Este programa se basa en el trabajo conjunto entre distintos organismos nacionales: el Centro de Tecnologías para la Salud y Discapacidad del INTI, el Instituto Nacional de Educación Técnica (INET), la Comisión Nacional Asesora para la Integración de las Personas con Discapacidad (CONADIS) y el Instituto Nacional contra la Discriminación, la Xenofobia y el Racismo (INADI). Desde sus inicios, en el año 2007, tuvo como objetivo que estudiantes de escuelas técnicas construyan diferentes dispositivos para las personas con discapacidad, basados en planos, manuales y asistencia técnica diseñados por el INTI. Los establecimientos educativos que se anotan en el programa reciben estos manuales donde se encuentra toda la documentación técnica, planos con procedimiento de armado, lista de materiales e indicaciones para adecuar las herramientas al usuario, priorizando siempre que éstas sean accesibles, personalizadas, de fácil mantenimiento y cuenten con reparación. Entre los manuales disponibles, los estudiantes pueden fabricar sillas de ruedas, sillas posturales, bipedestadores, bastones para ciegos, muletas, andadores, prótesis, elementos para estimulación temprana, entre otras ayudas para la vida cotidiana.

 

Pero este programa va más allá de que una escuela técnica construya una ayuda para una escuela especial. Se propone una acción inclusiva, a partir de la cual la escuela especial se involucre en el proyecto, porque el desafío a futuro es que los chicos que hoy estudian en esas escuelas puedan acceder a establecimientos de educación comunes, algo que hoy no sucede porque aún existen barreras culturales, físicas y pedagógicas sobre las que falta que trabajar.
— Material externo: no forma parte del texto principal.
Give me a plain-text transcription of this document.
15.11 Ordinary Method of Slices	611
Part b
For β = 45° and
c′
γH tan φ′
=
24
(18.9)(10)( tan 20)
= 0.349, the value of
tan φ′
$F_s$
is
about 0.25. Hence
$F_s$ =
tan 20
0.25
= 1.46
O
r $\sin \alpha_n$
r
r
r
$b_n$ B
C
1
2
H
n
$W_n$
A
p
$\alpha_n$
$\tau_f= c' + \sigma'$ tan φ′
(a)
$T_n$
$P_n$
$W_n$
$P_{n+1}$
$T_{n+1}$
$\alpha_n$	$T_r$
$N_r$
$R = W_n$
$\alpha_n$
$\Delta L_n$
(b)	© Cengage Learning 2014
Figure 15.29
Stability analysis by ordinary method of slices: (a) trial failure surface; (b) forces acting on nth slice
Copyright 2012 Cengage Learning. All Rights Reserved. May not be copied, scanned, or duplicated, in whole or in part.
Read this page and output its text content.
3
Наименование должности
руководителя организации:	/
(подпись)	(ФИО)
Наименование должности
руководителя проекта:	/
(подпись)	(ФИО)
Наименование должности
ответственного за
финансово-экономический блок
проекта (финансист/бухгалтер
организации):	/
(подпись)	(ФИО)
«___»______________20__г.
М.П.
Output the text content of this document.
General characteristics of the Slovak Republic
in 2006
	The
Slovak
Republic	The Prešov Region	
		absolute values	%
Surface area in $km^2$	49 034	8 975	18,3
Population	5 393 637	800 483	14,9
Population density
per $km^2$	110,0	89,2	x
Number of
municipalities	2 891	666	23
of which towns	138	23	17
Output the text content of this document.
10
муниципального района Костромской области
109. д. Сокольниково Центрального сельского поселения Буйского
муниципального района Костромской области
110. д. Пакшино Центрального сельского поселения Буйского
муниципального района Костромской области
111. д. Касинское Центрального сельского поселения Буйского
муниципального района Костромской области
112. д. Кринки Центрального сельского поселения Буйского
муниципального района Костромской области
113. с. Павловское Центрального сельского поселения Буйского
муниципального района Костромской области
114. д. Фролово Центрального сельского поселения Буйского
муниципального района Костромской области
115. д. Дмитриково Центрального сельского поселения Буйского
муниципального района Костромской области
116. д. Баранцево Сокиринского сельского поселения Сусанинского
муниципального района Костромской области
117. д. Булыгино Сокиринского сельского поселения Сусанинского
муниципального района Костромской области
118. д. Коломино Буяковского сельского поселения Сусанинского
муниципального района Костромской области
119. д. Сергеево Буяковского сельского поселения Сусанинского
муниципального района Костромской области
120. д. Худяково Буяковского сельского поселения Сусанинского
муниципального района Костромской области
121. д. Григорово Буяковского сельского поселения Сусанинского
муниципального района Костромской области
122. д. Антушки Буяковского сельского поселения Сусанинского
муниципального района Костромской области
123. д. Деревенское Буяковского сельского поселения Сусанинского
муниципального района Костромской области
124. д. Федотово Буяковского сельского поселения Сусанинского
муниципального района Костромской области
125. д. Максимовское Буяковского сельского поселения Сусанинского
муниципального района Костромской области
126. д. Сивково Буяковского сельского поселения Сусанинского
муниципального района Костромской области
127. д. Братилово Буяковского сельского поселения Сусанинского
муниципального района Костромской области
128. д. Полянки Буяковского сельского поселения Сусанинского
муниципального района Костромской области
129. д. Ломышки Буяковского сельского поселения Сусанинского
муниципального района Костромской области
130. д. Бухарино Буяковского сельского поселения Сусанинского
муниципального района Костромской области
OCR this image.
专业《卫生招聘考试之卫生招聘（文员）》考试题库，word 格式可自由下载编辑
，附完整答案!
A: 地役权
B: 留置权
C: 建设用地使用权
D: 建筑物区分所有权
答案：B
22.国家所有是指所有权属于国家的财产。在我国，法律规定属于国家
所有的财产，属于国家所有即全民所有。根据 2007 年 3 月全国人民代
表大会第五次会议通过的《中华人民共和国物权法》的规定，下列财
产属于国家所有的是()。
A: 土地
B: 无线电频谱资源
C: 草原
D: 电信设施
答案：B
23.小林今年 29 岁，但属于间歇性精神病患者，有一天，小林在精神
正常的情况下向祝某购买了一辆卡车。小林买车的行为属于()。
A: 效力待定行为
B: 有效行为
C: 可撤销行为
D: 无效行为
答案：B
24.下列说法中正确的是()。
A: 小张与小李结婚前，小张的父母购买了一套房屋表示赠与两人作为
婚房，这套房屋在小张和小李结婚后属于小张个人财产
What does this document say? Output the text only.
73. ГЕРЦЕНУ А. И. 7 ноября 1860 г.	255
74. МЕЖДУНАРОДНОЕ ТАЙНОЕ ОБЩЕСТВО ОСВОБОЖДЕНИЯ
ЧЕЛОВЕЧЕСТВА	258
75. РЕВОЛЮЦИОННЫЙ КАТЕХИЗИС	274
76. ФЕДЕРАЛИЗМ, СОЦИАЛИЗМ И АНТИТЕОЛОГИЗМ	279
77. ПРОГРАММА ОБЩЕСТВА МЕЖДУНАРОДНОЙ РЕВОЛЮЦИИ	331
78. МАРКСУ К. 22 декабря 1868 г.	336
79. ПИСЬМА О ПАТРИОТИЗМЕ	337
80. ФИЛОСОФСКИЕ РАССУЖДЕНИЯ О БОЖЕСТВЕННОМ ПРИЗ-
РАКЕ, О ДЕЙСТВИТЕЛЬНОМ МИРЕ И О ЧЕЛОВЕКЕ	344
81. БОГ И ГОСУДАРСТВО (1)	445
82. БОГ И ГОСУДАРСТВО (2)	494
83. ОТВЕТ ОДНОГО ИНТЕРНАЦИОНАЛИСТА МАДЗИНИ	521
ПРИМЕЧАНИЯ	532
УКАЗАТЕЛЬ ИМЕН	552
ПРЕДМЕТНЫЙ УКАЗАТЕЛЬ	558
Esto es lo que propone la Convención sobre los Derechos de las Personas con Discapacidad, a la que nuestro país adhirió en 2008, mediante la Ley 26.378. En este sentido el Programa Productivo Tecnológico y Social contribuye a ejercer un derecho, pero para lograrlo es necesario que cada vez más escuelas participen del programa y se generalice este compromiso.

 

Hasta el momento, son más de 300 las escuelas participantes cuyos docentes y alumnos comparten sus experiencias en los Encuentros Nacionales de Discapacidad organizados por el INET y el INTI. En cada uno de los encuentros, cientos de docentes y estudiantes de todo el país, muestran y comparten sus experiencias junto a autoridades nacionales y provinciales ligadas a las áreas de educación y de discapacidad. Para el transcurso de este año se prevé un encuentro multitudinario, abierto al público, que posiblemente se realice en el mes de octubre en el Parque del Bicentenario.